Be that as it may. The only silver lining in an otherwise gloomy setting in “God’s own country”, Char Dham and other flood affected states is the heroic efforts of soldiers of the mountain division, paratroopers, Navy and IAF’s rescue operations, National Disaster Management Authority (NDMA) persons and volunteer fishermen with a fleet of about 600 boats to rescue villagers in Kerala.

We also must acknowledge the people’s response all over India to extend their helping hands voluntarily to the millions of Kerala people who have suffered the worst floods in a century. The state government estimates a loss of Rs 20,000 crore. The Centre’s grant of Rs 7,00 crore for the massive task ahead is far from adequate. What is disquieting is the play of politics in this unprecedented human tragedy.

There is a daunting task ahead in controlling multi-dimensional diseases and related health issues. The NDMA officials have moved forth with 3 R approach – Rescue, Recoup and Rehabilitation. Kerala Chief Minister Pinarayi Vijayan has already sounded a call for a “New Kerala”. But constructing a new Kerala is a gigantic task. It cannot work unless we learn from the past mistakes. For the present, the main challenge is management of pre and post floods solid waste. These are matters of details, best known to experts.

To quote an expert: “Just development of big storage dams may not help. When it rains heavily, the dam gates are opened which leads to excessive flooding.
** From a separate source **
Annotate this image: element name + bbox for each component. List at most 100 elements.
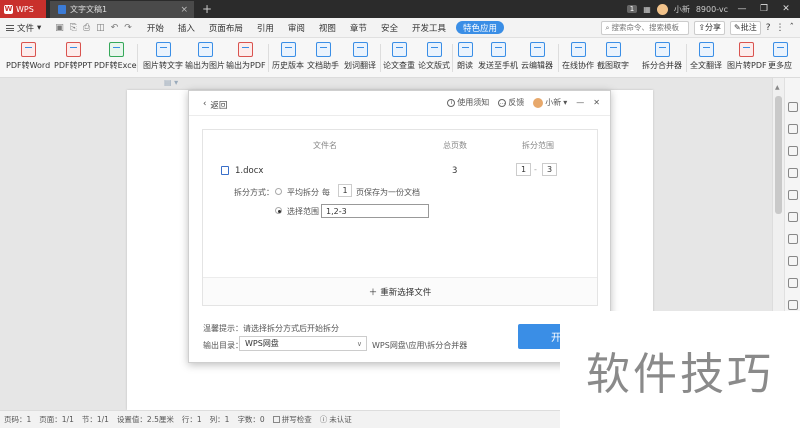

Instead, “we need to work on flood management, which basically means removing encroachments from traditional water flow zones and allowing excess water to flow smoothly into the ocean.
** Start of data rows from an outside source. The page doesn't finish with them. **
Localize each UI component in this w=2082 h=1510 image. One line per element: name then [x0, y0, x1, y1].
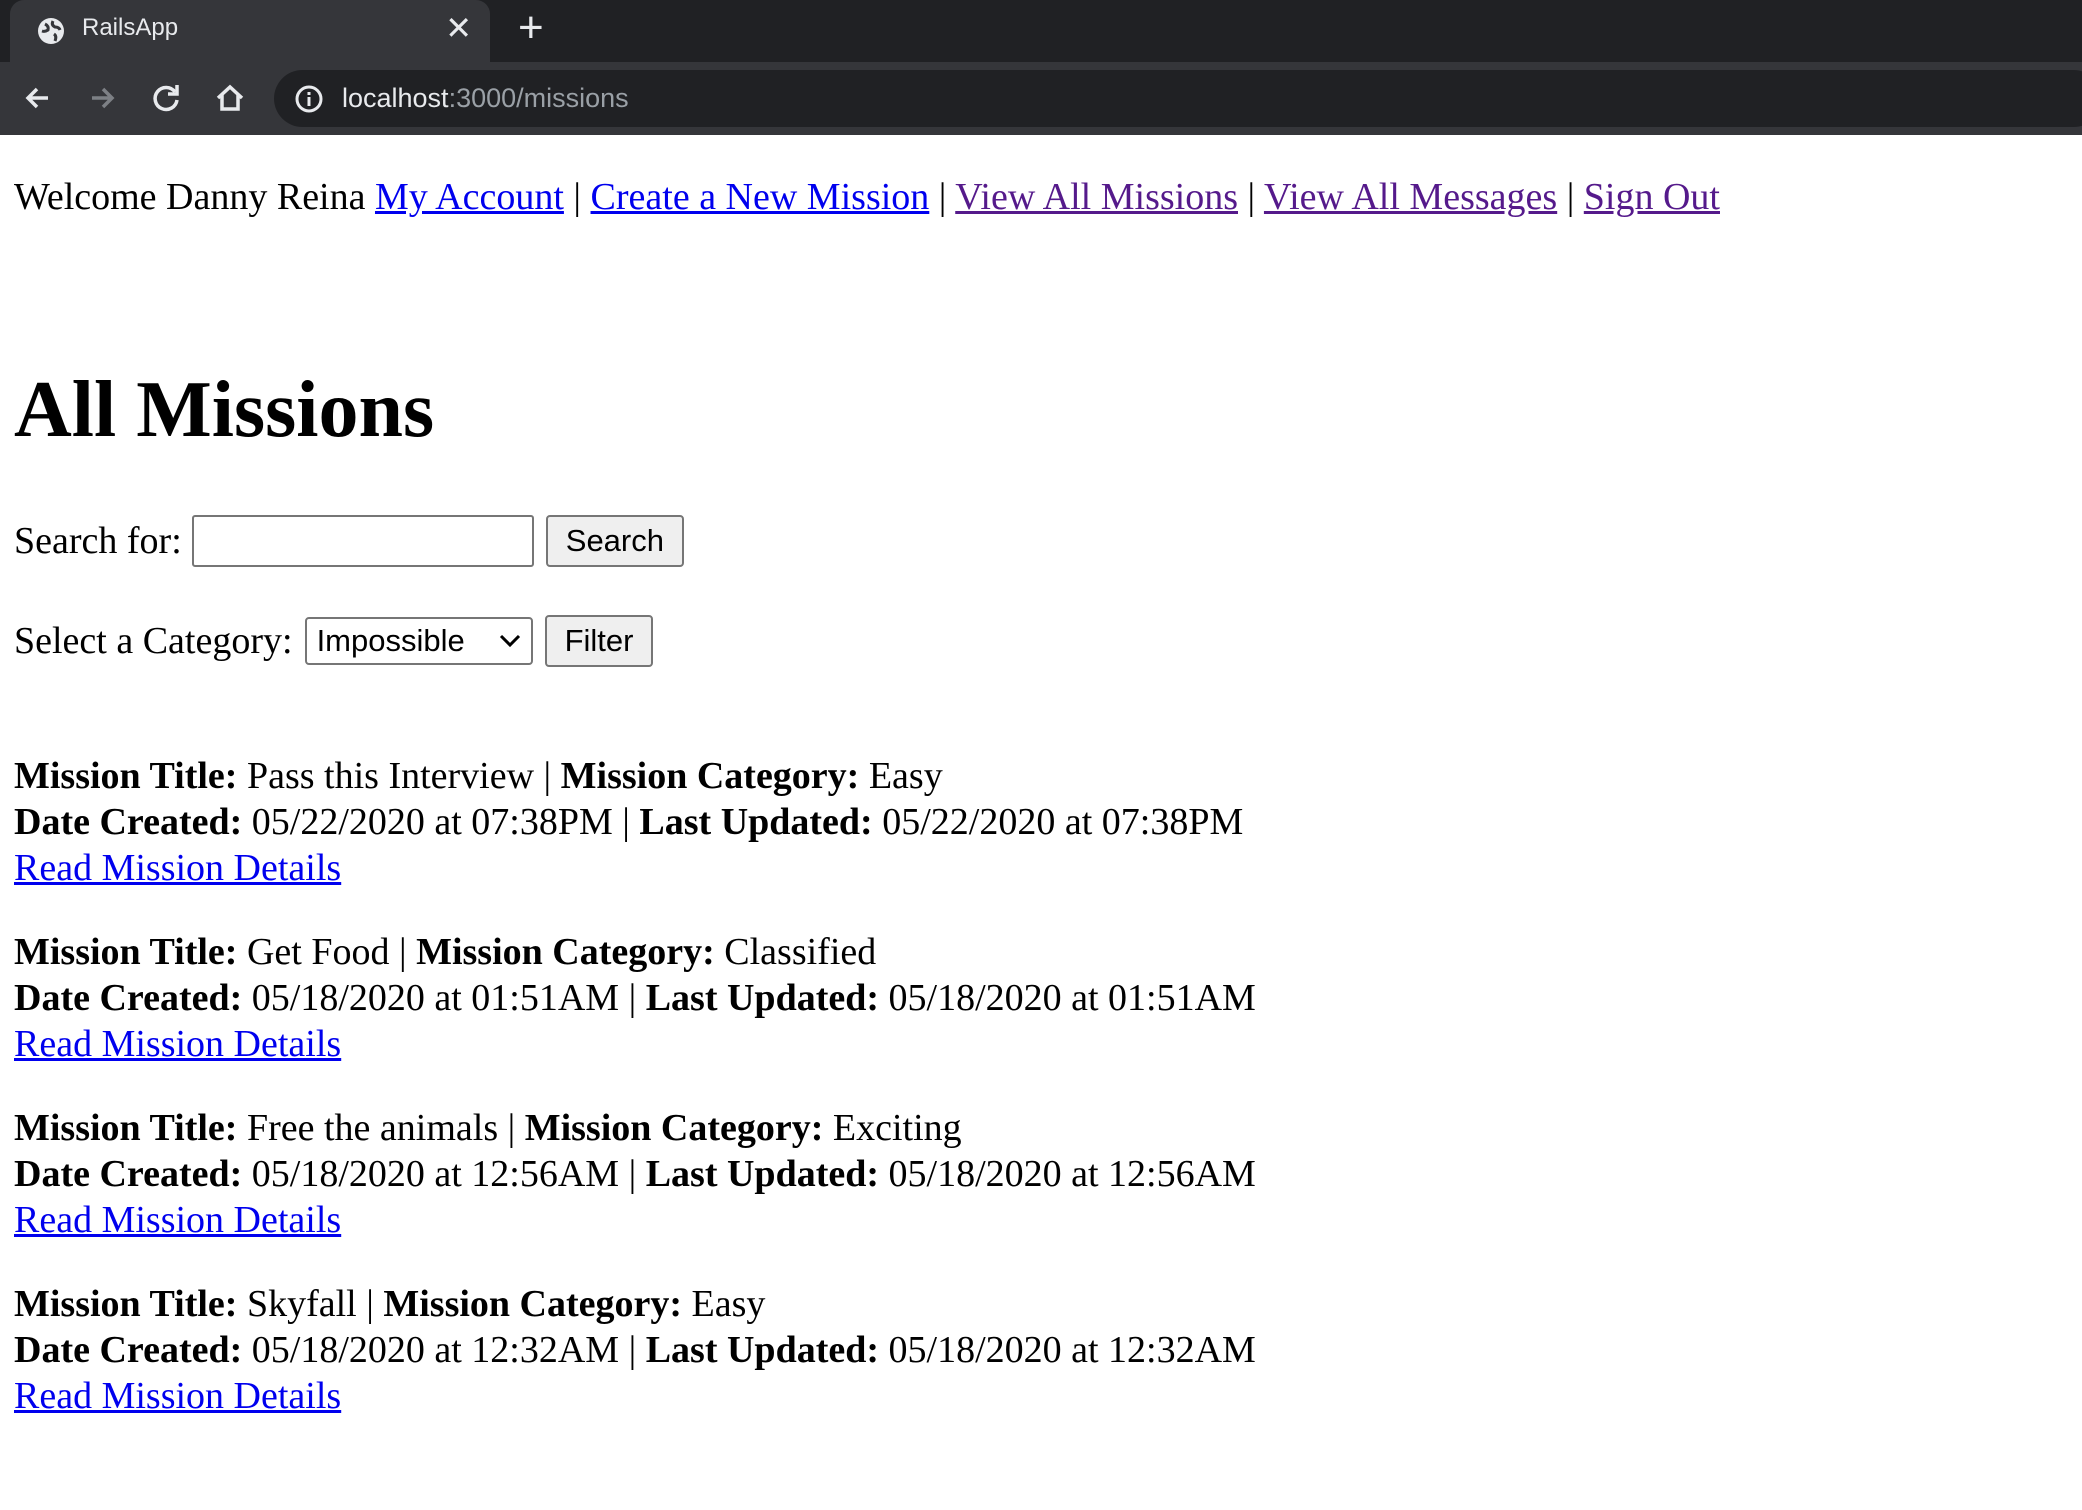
- search-button[interactable]: Search: [545, 515, 684, 567]
- last-updated-label: Last Updated:: [645, 1153, 880, 1195]
- search-label: Search for:: [14, 520, 182, 562]
- separator: |: [628, 977, 637, 1019]
- url-text: localhost:3000/missions: [342, 83, 629, 114]
- mission-title-line: Mission Title: Free the animals | Missio…: [14, 1105, 1256, 1151]
- mission-category: Classified: [724, 931, 877, 973]
- date-created-label: Date Created:: [14, 977, 243, 1019]
- nav-separator: |: [1566, 176, 1575, 218]
- info-icon[interactable]: [294, 84, 324, 114]
- separator: |: [622, 801, 630, 843]
- read-mission-details-link[interactable]: Read Mission Details: [14, 847, 341, 889]
- date-created: 05/18/2020 at 12:32AM: [251, 1329, 620, 1371]
- category-filter-form: Select a Category: Impossible Filter: [14, 615, 654, 667]
- mission-title-line: Mission Title: Pass this Interview | Mis…: [14, 753, 1256, 799]
- mission-title: Free the animals: [246, 1107, 499, 1149]
- new-tab-button[interactable]: +: [518, 4, 544, 52]
- url-path: :3000/missions: [448, 83, 629, 113]
- mission-item: Mission Title: Skyfall | Mission Categor…: [14, 1281, 1256, 1419]
- mission-category: Exciting: [832, 1107, 962, 1149]
- search-form: Search for: Search: [14, 515, 684, 567]
- nav-separator: |: [573, 176, 582, 218]
- category-label: Select a Category:: [14, 620, 293, 662]
- nav-separator: |: [938, 176, 947, 218]
- mission-title-label: Mission Title:: [14, 755, 238, 797]
- back-arrow-icon[interactable]: [18, 78, 58, 118]
- last-updated-label: Last Updated:: [639, 801, 873, 843]
- read-mission-details-link[interactable]: Read Mission Details: [14, 1023, 341, 1065]
- read-mission-details-link[interactable]: Read Mission Details: [14, 1199, 341, 1241]
- tab-strip: RailsApp ✕ +: [0, 0, 2082, 62]
- mission-title: Skyfall: [246, 1283, 357, 1325]
- browser-toolbar: localhost:3000/missions: [0, 62, 2082, 135]
- separator: |: [398, 931, 407, 973]
- view-all-messages-link[interactable]: View All Messages: [1264, 176, 1557, 218]
- last-updated: 05/22/2020 at 07:38PM: [882, 801, 1244, 843]
- mission-dates-line: Date Created: 05/18/2020 at 12:32AM | La…: [14, 1327, 1256, 1373]
- mission-category-label: Mission Category:: [416, 931, 715, 973]
- reload-icon[interactable]: [146, 78, 186, 118]
- mission-title-label: Mission Title:: [14, 931, 238, 973]
- separator: |: [628, 1329, 637, 1371]
- date-created: 05/18/2020 at 12:56AM: [251, 1153, 620, 1195]
- mission-category: Easy: [691, 1283, 766, 1325]
- date-created-label: Date Created:: [14, 801, 243, 843]
- forward-arrow-icon[interactable]: [82, 78, 122, 118]
- last-updated-label: Last Updated:: [645, 977, 880, 1019]
- search-input[interactable]: [191, 515, 534, 567]
- browser-chrome: RailsApp ✕ + localhost:3000/missions: [0, 0, 2082, 135]
- my-account-link[interactable]: My Account: [375, 176, 564, 218]
- separator: |: [507, 1107, 516, 1149]
- separator: |: [366, 1283, 374, 1325]
- tab-title: RailsApp: [82, 14, 179, 41]
- tab-close-button[interactable]: ✕: [445, 10, 472, 46]
- home-icon[interactable]: [210, 78, 250, 118]
- mission-category: Easy: [868, 755, 943, 797]
- top-navigation: Welcome Danny Reina My Account | Create …: [14, 175, 1720, 219]
- date-created-label: Date Created:: [14, 1329, 243, 1371]
- globe-icon: [38, 18, 64, 44]
- mission-item: Mission Title: Get Food | Mission Catego…: [14, 929, 1256, 1067]
- mission-title-line: Mission Title: Get Food | Mission Catego…: [14, 929, 1256, 975]
- mission-dates-line: Date Created: 05/22/2020 at 07:38PM | La…: [14, 799, 1256, 845]
- mission-title-label: Mission Title:: [14, 1107, 238, 1149]
- separator: |: [543, 755, 552, 797]
- browser-tab[interactable]: RailsApp ✕: [10, 0, 490, 62]
- date-created-label: Date Created:: [14, 1153, 243, 1195]
- mission-title-line: Mission Title: Skyfall | Mission Categor…: [14, 1281, 1256, 1327]
- mission-category-label: Mission Category:: [524, 1107, 824, 1149]
- read-mission-details-link[interactable]: Read Mission Details: [14, 1375, 341, 1417]
- mission-item: Mission Title: Pass this Interview | Mis…: [14, 753, 1256, 891]
- date-created: 05/22/2020 at 07:38PM: [251, 801, 613, 843]
- page-title: All Missions: [14, 366, 435, 454]
- mission-dates-line: Date Created: 05/18/2020 at 01:51AM | La…: [14, 975, 1256, 1021]
- address-bar[interactable]: localhost:3000/missions: [274, 70, 2082, 127]
- url-host: localhost: [342, 83, 449, 113]
- mission-title-label: Mission Title:: [14, 1283, 238, 1325]
- sign-out-link[interactable]: Sign Out: [1584, 176, 1720, 218]
- welcome-text: Welcome Danny Reina: [14, 176, 366, 218]
- mission-title: Get Food: [246, 931, 390, 973]
- separator: |: [628, 1153, 637, 1195]
- mission-dates-line: Date Created: 05/18/2020 at 12:56AM | La…: [14, 1151, 1256, 1197]
- filter-button[interactable]: Filter: [544, 615, 654, 667]
- mission-list: Mission Title: Pass this Interview | Mis…: [14, 753, 1256, 1457]
- mission-category-label: Mission Category:: [383, 1283, 683, 1325]
- last-updated: 05/18/2020 at 12:32AM: [888, 1329, 1256, 1371]
- chevron-down-icon: [499, 634, 520, 648]
- last-updated-label: Last Updated:: [645, 1329, 880, 1371]
- last-updated: 05/18/2020 at 12:56AM: [888, 1153, 1256, 1195]
- nav-separator: |: [1247, 176, 1256, 218]
- view-all-missions-link[interactable]: View All Missions: [955, 176, 1238, 218]
- last-updated: 05/18/2020 at 01:51AM: [888, 977, 1256, 1019]
- category-select[interactable]: Impossible: [304, 617, 533, 665]
- create-mission-link[interactable]: Create a New Mission: [591, 176, 930, 218]
- mission-item: Mission Title: Free the animals | Missio…: [14, 1105, 1256, 1243]
- date-created: 05/18/2020 at 01:51AM: [251, 977, 620, 1019]
- mission-category-label: Mission Category:: [560, 755, 860, 797]
- category-selected-value: Impossible: [316, 623, 465, 658]
- mission-title: Pass this Interview: [246, 755, 535, 797]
According to the Central Water Commission (CWC), the floods are responsible for deaths of 84 per cent of people in all natural disasters in India”. Former CWC chairperson A B Pandya says in his study that there is a need for effective pre and post-disaster mechanism as “nature cannot be checked but disaster can be reduced” in its impact on the life and the economy.

The World Wildlife states: “We are losing 18.7 million acres of forests annually, equivalent to 27 soccer fields every minute”. It must be remembered that the forests play a vital role in controlling climate change. The WWF suggests that 15 per cent of all green house gas emissions are results of deforestation. However, the moot point is: who will tackle the deforestation mafia gangs generally working in close collaboration with politico-bureaucratic patrons?

Floods, landslides and alarming degradation of the environment have continued decades after decades because our politicians have allowed “unbridled quarrying, mining, building of high-rise dams and constructions and power plants”.

What is equally regrettable is a number of studies on ecological disasters conducted by experts languish in several corners of the establishments without any concern and follow-up actions.

No wonder, disasters come and go. What else can we expect in today’s “democratic environment” of India when the sole mantra of large sections of persons at the helm and their collaborators is:

“Takka Dharm

Takka Karma,

Takka hi takk takkayate”. That is, making money (Takka) is both dharma and karma in today’s money-oriented society.

Finally, I would quote a tragedian of classical Athens Euripides who said so succinctly:

“Who rightly with necessity compiles

In things divine we count him skilled and wise”.

It is a pity that our rulers in their intoxication with power often overlook human tragedies.

Well, we will have to challenge the near non-working status-quo of new development concepts and perspectives so as to avoid a repeat of the tragedies in Kerala and the holy Himalayan region. This should not be difficult in today’s ‘informatics’ society, provided information itself is not contorted and twisted by the vested interests of the powers-that-be. Both Kerala and ‘Devbhoomi’ deserve better deals, Prime Minister Narendra Modi.